А что, и дорастет — прикинул Михаил Шолохов и вскоре предъявил Андрея Соколова, в гражданскую войну еще, очевидно, совсем мальчишку. И уж действительно подтвердилось: Микула Селянинович не князь Вольга — он подымет и лук, а когда надо, удержит или переместит в нужную сторону и саму неподъемную земную тягу. Так или не так решало мировые дела русское и советское сообщество?
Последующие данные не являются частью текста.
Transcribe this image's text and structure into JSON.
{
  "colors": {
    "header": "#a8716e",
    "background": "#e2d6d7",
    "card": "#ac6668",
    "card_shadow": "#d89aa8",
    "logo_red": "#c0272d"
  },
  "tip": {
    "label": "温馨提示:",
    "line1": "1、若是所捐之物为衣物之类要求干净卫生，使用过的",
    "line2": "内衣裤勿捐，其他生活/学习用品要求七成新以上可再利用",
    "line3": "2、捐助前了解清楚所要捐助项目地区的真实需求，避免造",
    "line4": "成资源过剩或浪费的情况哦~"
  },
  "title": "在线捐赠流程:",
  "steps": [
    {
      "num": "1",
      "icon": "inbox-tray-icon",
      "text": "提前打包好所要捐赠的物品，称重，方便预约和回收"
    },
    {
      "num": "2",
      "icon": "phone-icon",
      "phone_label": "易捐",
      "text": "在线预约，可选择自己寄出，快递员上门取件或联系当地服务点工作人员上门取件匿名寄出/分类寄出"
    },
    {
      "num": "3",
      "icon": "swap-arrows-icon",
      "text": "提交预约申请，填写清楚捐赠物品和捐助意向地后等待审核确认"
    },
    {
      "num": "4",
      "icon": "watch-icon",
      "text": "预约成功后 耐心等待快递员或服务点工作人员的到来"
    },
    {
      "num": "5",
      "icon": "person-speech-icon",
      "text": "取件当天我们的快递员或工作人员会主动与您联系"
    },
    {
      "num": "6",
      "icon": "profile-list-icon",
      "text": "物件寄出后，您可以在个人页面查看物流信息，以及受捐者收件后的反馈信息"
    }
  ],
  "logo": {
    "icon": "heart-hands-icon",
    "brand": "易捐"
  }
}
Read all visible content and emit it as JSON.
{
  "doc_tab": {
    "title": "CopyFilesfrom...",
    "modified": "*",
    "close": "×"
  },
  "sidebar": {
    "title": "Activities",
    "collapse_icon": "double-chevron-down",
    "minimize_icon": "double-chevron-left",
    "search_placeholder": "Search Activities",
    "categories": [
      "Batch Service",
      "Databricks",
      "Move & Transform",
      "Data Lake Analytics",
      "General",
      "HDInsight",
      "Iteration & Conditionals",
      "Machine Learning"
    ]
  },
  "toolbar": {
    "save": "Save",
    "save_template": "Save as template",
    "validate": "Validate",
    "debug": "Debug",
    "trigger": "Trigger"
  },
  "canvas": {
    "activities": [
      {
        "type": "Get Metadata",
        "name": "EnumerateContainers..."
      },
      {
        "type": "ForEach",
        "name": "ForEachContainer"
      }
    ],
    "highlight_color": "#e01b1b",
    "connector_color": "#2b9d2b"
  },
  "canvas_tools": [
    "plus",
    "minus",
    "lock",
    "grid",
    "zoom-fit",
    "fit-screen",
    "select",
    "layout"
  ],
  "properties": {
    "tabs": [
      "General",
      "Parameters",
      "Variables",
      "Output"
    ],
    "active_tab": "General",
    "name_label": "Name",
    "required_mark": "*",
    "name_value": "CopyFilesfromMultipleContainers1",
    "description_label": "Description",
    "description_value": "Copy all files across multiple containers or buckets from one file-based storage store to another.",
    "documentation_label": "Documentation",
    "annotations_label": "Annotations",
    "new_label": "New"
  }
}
А вернувшись с фронта — опять надежда на смолоду неискривленный рост, — оно брало под крыло, оберечь и воспитать, следующее поколение Мишаток. (Так Николеньку Болконского приняли в семью Ростовы; и с отрочества сирота тянулся в бой — чтобы “он”, отец, одобрил бы.) Судьба человеческая, судьба народная, сказал когда-то Пушкин о подлинной трагедии; Шолохов прямо это и подхватил, даже подчеркнул самим заглавием знаменитого рассказа. Пушкин выстраивал такое “по Шекспиру”; странно ли, что советский писатель делал то же сообразно всемирно-спасительному размаху нашего опыта. (О, основу своих песен, да и прямо сами песни, как мы убеждаемся, он у многих великих предтеч, конечно, “заимствовал”. Литературовед “Д” мог бы и здесь пересмотреть шолоховско-пушкинское “авторство”. Однако он, по словам П. В. Палиевского, даже в красных разбирается не больше, чем Павлик Корчагин в белых. А тут надо с умом поднять тягу мировую, хотя бы и в смысле литературно-научном. Да чего стоит и иной исследователь собственно могучей Эллады, то есть культуры людей могучих всесторонне, если сам неспособен не то что натянуть лук — натянуть галошу на ботинок? Но это в скобках.)